Pir Hasan Sezai Gülşeni K.S. Menkıbelerinden ;

Bir gün bardaktan başanır gibi yağmur yağmaktaydı. Şiddetli gök gürültüsü ile şimşekler çakar, sanki kıyamet kopmuş. Tekke içerisinde akmayan bir yer kalmamıştı.

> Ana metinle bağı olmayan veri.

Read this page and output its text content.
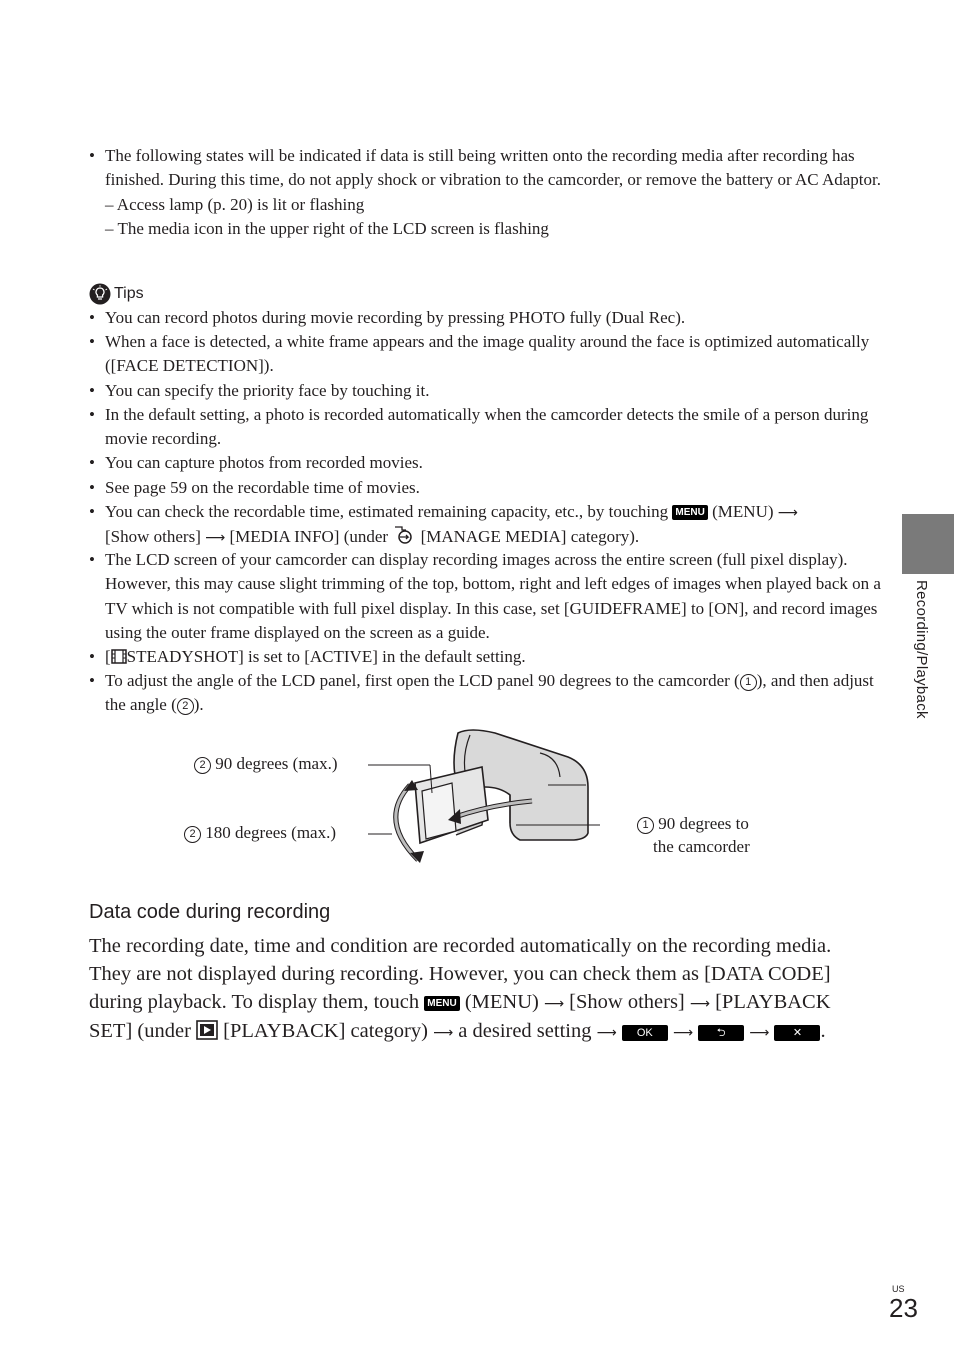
• The following states will be indicated if data is still being written onto the recording media after recording has finished. During this time, do not apply shock or vibration to the camcorder, or remove the battery or AC Adaptor.
– Access lamp (p. 20) is lit or flashing
– The media icon in the upper right of the LCD screen is flashing
Tips
• You can record photos during movie recording by pressing PHOTO fully (Dual Rec).
• When a face is detected, a white frame appears and the image quality around the face is optimized automatically ([FACE DETECTION]).
• You can specify the priority face by touching it.
• In the default setting, a photo is recorded automatically when the camcorder detects the smile of a person during movie recording.
• You can capture photos from recorded movies.
• See page 59 on the recordable time of movies.
• You can check the recordable time, estimated remaining capacity, etc., by touching MENU (MENU) ⟶
[Show others] ⟶ [MEDIA INFO] (under [MANAGE MEDIA] category).
• The LCD screen of your camcorder can display recording images across the entire screen (full pixel display). However, this may cause slight trimming of the top, bottom, right and left edges of images when played back on a TV which is not compatible with full pixel display. In this case, set [GUIDEFRAME] to [ON], and record images using the outer frame displayed on the screen as a guide.
• [ STEADYSHOT] is set to [ACTIVE] in the default setting.
• To adjust the angle of the LCD panel, first open the LCD panel 90 degrees to the camcorder ( 1 ), and then adjust the angle ( 2 ).
2 90 degrees (max.)
2 180 degrees (max.)	1 90 degrees to
the camcorder
Data code during recording
The recording date, time and condition are recorded automatically on the recording media. They are not displayed during recording. However, you can check them as [DATA CODE] during playback. To display them, touch MENU (MENU) ⟶ [Show others] ⟶ [PLAYBACK SET] (under [PLAYBACK] category) ⟶ a desired setting ⟶ OK ⟶ ⮌ ⟶ ✕ .
Recording/Playback
US
23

   Hasan Sezâî hazretleri de bu esnada mihrapta oturuyorlardı. Ellerinde de taç
ve ipek kumaş parçaları bulunuyordu. Bu sırada Gül adındaki kızlarına bir elbise
yaptırmak için bir terzi dervişini çağırarak;

   "Bu dibâ parçalarının güllerinin biri, sağ göğsü üzerine diğeri de sol gögsü üzerine
gelip bir güzel cebecik olsun"
buyurdular.

   Bu sırada fazla yağan yağmurdan bütün elbisesi ıslanmıştı. Keza gök
gürültüsü ve şimşekler fazlalaştığında, Arhak Mehmed Efendi Hazretleri yanlarına
gelerek:

"Ne yapıyorsunuz?"  deyince

"Masuma bir cebecik yaptırıyorum." buyurdu.

 Arhak Mehmed Efendi de:

 "Kıyamet kopuyor. Siz ise cebe yapıyorsunuz." dediğinde,

    Mübârek başını kaldırıp:

 "Ya biz kıyamet koparanın kethudası mıyız ? İsterse kıyamet koparır, isterse
geçirir, isterse lûtf eder. Bizim işimiz o değil. Biz teslim ve rızada dert
sahipleriyiz. Şimdi masuma cebe lâzım. Başka bir şeyle alâka-mız yok" buyurdular.